Durch den Fermentationsprozess und die Zugabe von Co-Substraten verändern sich wesentliche Substrateigenschaften und damit auch Eigenschaften, die für die Anwendung des Gärrestes von Bedeutung sind. Durch die Fermentation verringert sich der TS-Gehalt gegenüber dem der Ausgangsprodukte, da die organische Trockenmasse in Abhängigkeit von der Verweildauer im Fermenter zu 30 - 60% abgebaut wird. Dies ist auf die Umwandlung des Kohlenstoffs in der organischen Substanz zu Methan (CH4) und Kohlendioxid (CO2) zurückzuführen. Je nach Ausgangsstoff, findet nur ein teilweiser Abbau statt, wie es z.B. bei ligninhaltigem Material wie es bei Mais, Gras, Bioabfall und auch Gülle der Fall ist. Fetthaltige und leicht vergärbare Substanzen werden dagegen vollständig abgebaut.

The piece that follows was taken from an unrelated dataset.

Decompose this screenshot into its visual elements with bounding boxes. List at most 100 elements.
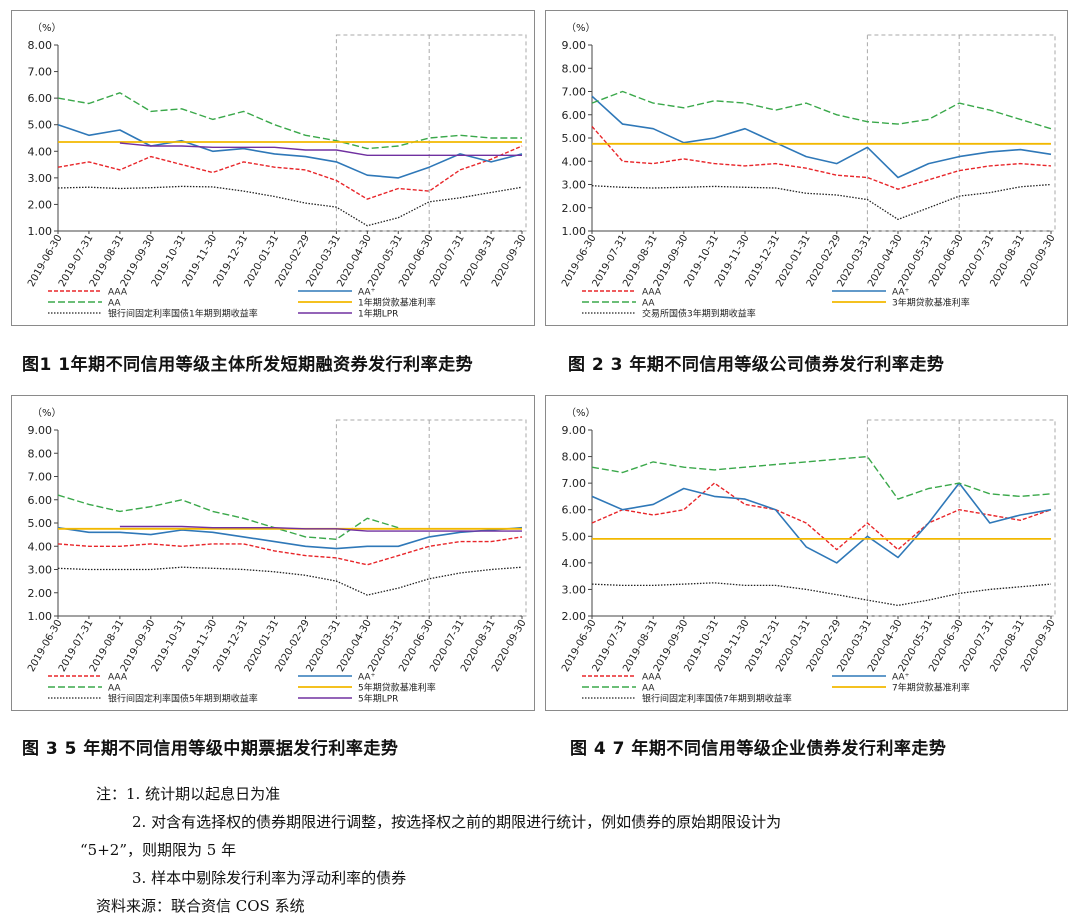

Durch diesen Abbau von organischer Substanz wird gleichzeitig Stickstoff freigesetzt, der dann als Ammonium vorliegt. Der Anstieg des NH4-Gehaltes gegenüber dem Ausgangmaterial beläuft sich auf 5 - 20%. Dies bringt den Vorteil mit sich, dass ein größerer Teil des ausgebrachten Stickstoffs in pflanzenverfügbarer Form vorliegt. Gleichzeitig steigt aber auch das Risiko von Ammoniakverlusten, so dass bei der Ausbringung die gleichen Voraussetzungen wie bei der Ausbringung von Rohgülle gegeben sein müssen.
Um eine verlässliche Nährstofffracht kalkulieren zu können, sollte regelmäßig eine Analyse des Gärrestes bzgl. der Pflanzennährstoffe durchgeführt werden.